Mendengar kalimat terakhir, membuat sekujur tubuhku bergeming, diam seperti patung. Beberapa saat napasku seolah berhenti lalu tersadar dan mendapati bahwa aku tidak sedang bermimpi. Apakah ini petunjuk_Mu ya Allah? inikah jawaban dari do'a yang dipanjatkan kepada_Mu setiap sujud malamku untuk segera mendapatkan pendamping hidup? Setiap kali aku meminta seorang Imam dalam menjalani hidup ini? Tapi kenapa harus Pak Adam?

"Saya tahu kamu belum siap menerima permintaan saya tadi, kamu tidak perlu menjawabnya saat ini juga. Tapi saya mohon pertimbangkan dengan sebaik-baiknya." tebakan Pak Adam benar-benar membuatku tidak bisa menjawab permintaannya.

"Saya pamit dulu Pak." hanya itu yang bisa keluar dari mulutku setelah semua pertanyaan yang berdesakan memenuhi kepalaku seperti berlompatan ikut bergegas meninggalkan ruang kerja Pak Adam.

Aku yang selama ini meminta dan memohon disegerakan mendapat pasangan hidup. Ketika dihadapkan pada pilihan yang baru saja ditawarkan Pak Adam, aku sendiri menjadi bingung dan tak tahu apa yang harus diputuskan. Apakah menolaknya sama dengan menolak kehendak Allah karena aku telah benar-benar meminta pada Nya? Atau menerimanya dengan resiko  menjadi orang ketiga dalam sebuah ikatan pernikahan demikian sebutan lebih halus dibanding istilah saat ini yang menurutku cukup keji yaitu sebagai pelakor. Benarkah ini adalah bagian dari rencana_Mu? Benarkah ini ketentuan terbaik untukku? Hanya Allah yang Maha Mengetahui.

Malam itu pekerjaan kantor kukerjakan dengan perasaan berkecamuk yang saling berdebat hebat antara aku dan diriku.

Keesokan harinya aku hampir kesiangan karena terlambat tidur. Melihat tidak ada perubahan sikap Pak Adam pagi itu membuatku sedikit lega, semoga permintaan tadi malam tidak benar-benar ia inginkan atau sekedar mengujiku sebagai karyawan.

"Dinda, pekan depan kita berangkat ke Bogor. Kamu siapkan supaya tidak ada agenda pada hari itu." Perintah Pak Adam yang tidak mungkin kutolak, padahal ingin sekali menghilang sejenak dari pandangan atasanku ini.
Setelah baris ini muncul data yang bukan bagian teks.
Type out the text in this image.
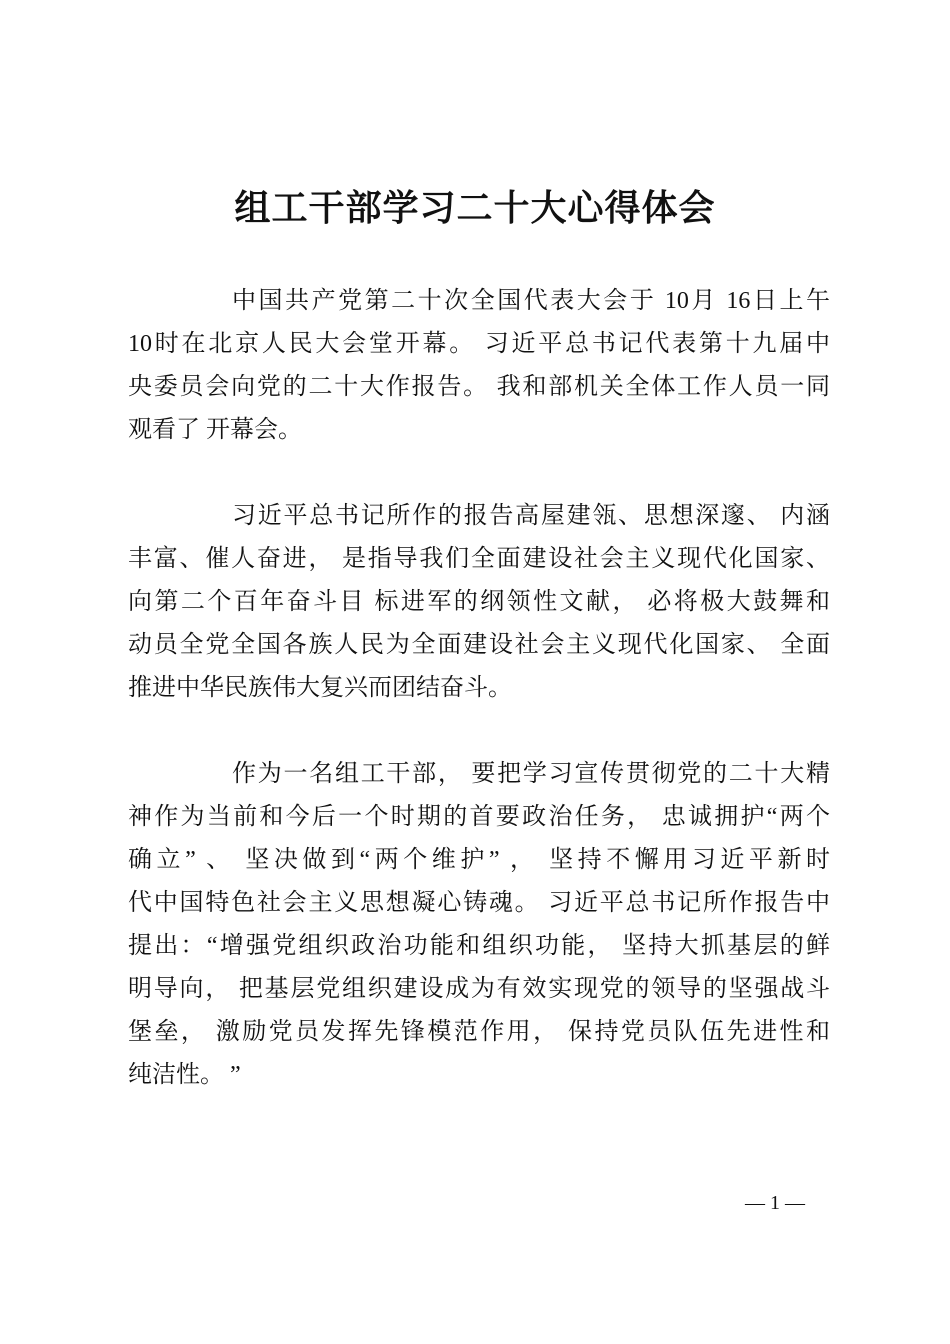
组工干部学习二十大心得体会
中国共产党第二十次全国代表大会于 10月 16日上午
10时在北京人民大会堂开幕。 习近平总书记代表第十九届中
央委员会向党的二十大作报告。 我和部机关全体工作人员一同
观看了 开幕会。
习近平总书记所作的报告高屋建瓴、思想深邃、 内涵
丰富、催人奋进， 是指导我们全面建设社会主义现代化国家、
向第二个百年奋斗目 标进军的纲领性文献， 必将极大鼓舞和
动员全党全国各族人民为全面建设社会主义现代化国家、 全面
推进中华民族伟大复兴而团结奋斗。
作为一名组工干部， 要把学习宣传贯彻党的二十大精
神作为当前和今后一个时期的首要政治任务， 忠诚拥护“两个
确立” 、 坚决做到“两个维护” ， 坚持不懈用习近平新时
代中国特色社会主义思想凝心铸魂。 习近平总书记所作报告中
提出：“增强党组织政治功能和组织功能， 坚持大抓基层的鲜
明导向， 把基层党组织建设成为有效实现党的领导的坚强战斗
堡垒， 激励党员发挥先锋模范作用， 保持党员队伍先进性和
纯洁性。 ”
— 1 —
Dan aku hanya bisa mengiyakan perintah tersebut. Hari itu aku pamit pulang cepat dengan alasan kurang sehat.

Sepekan kemudian seperti biasa bila harus bertemu klien atau rekan kerja Pak Adam, aku mempersiapkan semua keperluan beliau layaknya kantor berjalan. Aku berangkat dari kotaku, satu jam menunggu di Stasiun Kereta Api Kejaksan Cirebon sebelum kereta yang membawa pak Adam dari Surabaya akhirnya datang juga. Aku menaiki kereta yang sama, gerbong yang sama dan tempat duduk yang bersebelahan melanjutkan perjalanan selama dua setengah jam menuju Jakarta.
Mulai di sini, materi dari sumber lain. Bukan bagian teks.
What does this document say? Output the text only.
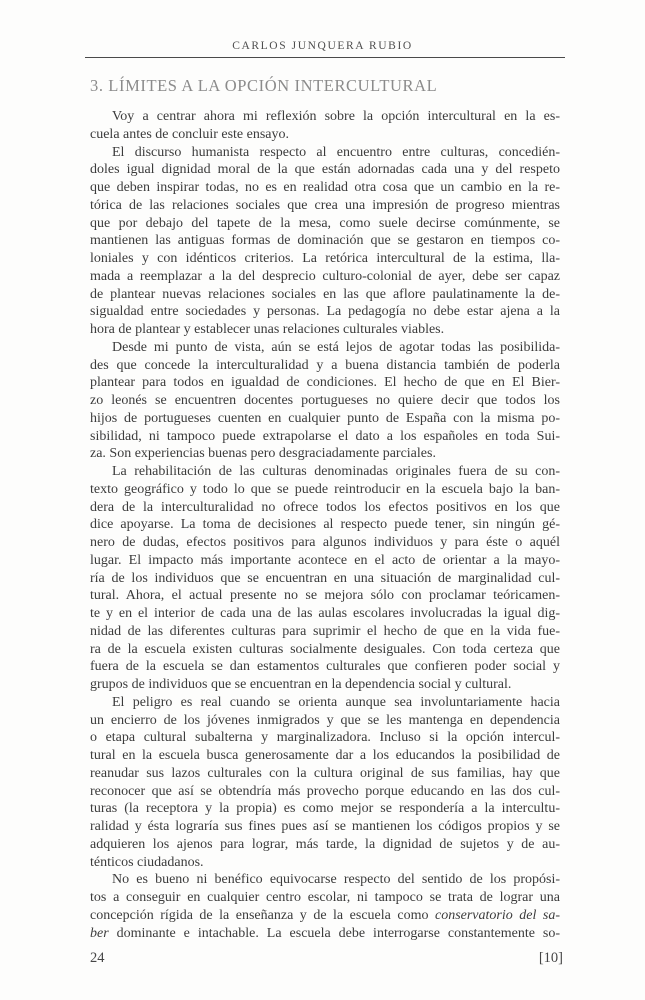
CARLOS JUNQUERA RUBIO
3. LÍMITES A LA OPCIÓN INTERCULTURAL
Voy a centrar ahora mi reflexión sobre la opción intercultural en la es-
cuela antes de concluir este ensayo.
El discurso humanista respecto al encuentro entre culturas, concedién-
doles igual dignidad moral de la que están adornadas cada una y del respeto
que deben inspirar todas, no es en realidad otra cosa que un cambio en la re-
tórica de las relaciones sociales que crea una impresión de progreso mientras
que por debajo del tapete de la mesa, como suele decirse comúnmente, se
mantienen las antiguas formas de dominación que se gestaron en tiempos co-
loniales y con idénticos criterios. La retórica intercultural de la estima, lla-
mada a reemplazar a la del desprecio culturo-colonial de ayer, debe ser capaz
de plantear nuevas relaciones sociales en las que aflore paulatinamente la de-
sigualdad entre sociedades y personas. La pedagogía no debe estar ajena a la
hora de plantear y establecer unas relaciones culturales viables.
Desde mi punto de vista, aún se está lejos de agotar todas las posibilida-
des que concede la interculturalidad y a buena distancia también de poderla
plantear para todos en igualdad de condiciones. El hecho de que en El Bier-
zo leonés se encuentren docentes portugueses no quiere decir que todos los
hijos de portugueses cuenten en cualquier punto de España con la misma po-
sibilidad, ni tampoco puede extrapolarse el dato a los españoles en toda Sui-
za. Son experiencias buenas pero desgraciadamente parciales.
La rehabilitación de las culturas denominadas originales fuera de su con-
texto geográfico y todo lo que se puede reintroducir en la escuela bajo la ban-
dera de la interculturalidad no ofrece todos los efectos positivos en los que
dice apoyarse. La toma de decisiones al respecto puede tener, sin ningún gé-
nero de dudas, efectos positivos para algunos individuos y para éste o aquél
lugar. El impacto más importante acontece en el acto de orientar a la mayo-
ría de los individuos que se encuentran en una situación de marginalidad cul-
tural. Ahora, el actual presente no se mejora sólo con proclamar teóricamen-
te y en el interior de cada una de las aulas escolares involucradas la igual dig-
nidad de las diferentes culturas para suprimir el hecho de que en la vida fue-
ra de la escuela existen culturas socialmente desiguales. Con toda certeza que
fuera de la escuela se dan estamentos culturales que confieren poder social y
grupos de individuos que se encuentran en la dependencia social y cultural.
El peligro es real cuando se orienta aunque sea involuntariamente hacia
un encierro de los jóvenes inmigrados y que se les mantenga en dependencia
o etapa cultural subalterna y marginalizadora. Incluso si la opción intercul-
tural en la escuela busca generosamente dar a los educandos la posibilidad de
reanudar sus lazos culturales con la cultura original de sus familias, hay que
reconocer que así se obtendría más provecho porque educando en las dos cul-
turas (la receptora y la propia) es como mejor se respondería a la intercultu-
ralidad y ésta lograría sus fines pues así se mantienen los códigos propios y se
adquieren los ajenos para lograr, más tarde, la dignidad de sujetos y de au-
ténticos ciudadanos.
No es bueno ni benéfico equivocarse respecto del sentido de los propósi-
tos a conseguir en cualquier centro escolar, ni tampoco se trata de lograr una
concepción rígida de la enseñanza y de la escuela como conservatorio del sa-
ber dominante e intachable. La escuela debe interrogarse constantemente so-
24	[10]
"Dinda, kamu masih ingat permintaan saya beberapa waktu yang lalu?" Pak Adam memecah keheningan di antara kami.

"Iya Pak, saya masih ingat." Bagaimana mungkin aku lupa dengan permintaan yang menyita seluruh konsentrasiku malam itu.

"Bagaimana, sudah kamu pertimbangkan?" lanjutnya.

"Saya masih bingung menjawabnya." jawabku.

"Saya paham, karena ini keputusan besar dalam dalam hidupmu."

"Saya tidak ingin menyakiti hati Bu Mirna, meskipun saya belum pernah bertemu beliau."

"Untuk itulah saya ingin mengajakmu bertemu dengan seorang Ustadz dan istrinya mereka sahabat baik saya di Bogor sekaligus ziarah ke maqam guru ngaji saya yang letaknya tak jauh dari pondok pesantren tempat mereka tinggal."

"Jadi perjalanan kali ini bukan untuk urusan pekerjaan?"

"Bukan, dan saya minta maaf karena tidak memberi tahu sebelumnya."

Sepanjang perjalanan aku lebih banyak diam, hanya mendengarkan penjelasan bagaimana keseriusan niatnya menikahiku.

"Dinda, saya ingin kamu bahagia. Panggil saya Abi dan panggil Bu Mirna dengan sebutan Ummi seperti Putri memanggil kami."

"Baik Pak Adam, eh Abi maksud saya."

"Nah seperti itu terdengar lebih baik." ucapnya setengah menggodaku. Sejak awal pembicaraan aku merasa ada yang berbeda, suara Pak Adam terdengar lebih lembut dari biasanya. Membuat aku berusaha keras untuk tidak terhanyut oleh kelembutannya.

Sesampai di Bogor kami disambut oleh Ustadz Khaerul dan istri beliau yang menerimaku dengan baik. Ummu Asiyah begitu beliau memperkenalkan diri, ia adalah istri ketiga Ustadz Khaerul yang usianya tidak jauh berbeda dengan usiaku. Setelah beberapa saat melepas lelah petang itu aku diajak ke sebuah majelis kajian. Entah sengaja dipersiapkan atau kebetulan pada kajian itu panjang lebar membahas hukum Islam dan segala sesuatu yang tentang pernikahan tak terkecuali mengupas pandangan Islam tentang poligami.

Subahanallah takjub dan salut kepada perempuan-perempuan yang bisa ikhlas menerima dan menjalani poligami. Apakah aku akan mencapai tingkat ketaatan dan keikhlasan seperti mereka? Betapa mulia perempuan-perempuan yang rela membagi hati dan cintanya dengan perempuan lain.

Sejak kepulangan kami dari Bogor banyak yang berubah terutama sikap dan perhatian Abi yang semakin bertambah. Entahlah mungkin aku pun sudah mulai menerima kehadiran dia dalam hidupku. Tentu dengan sikap profesionalku tetap menjaga nama baiknya di depan semua klien dan karyawan yang lain.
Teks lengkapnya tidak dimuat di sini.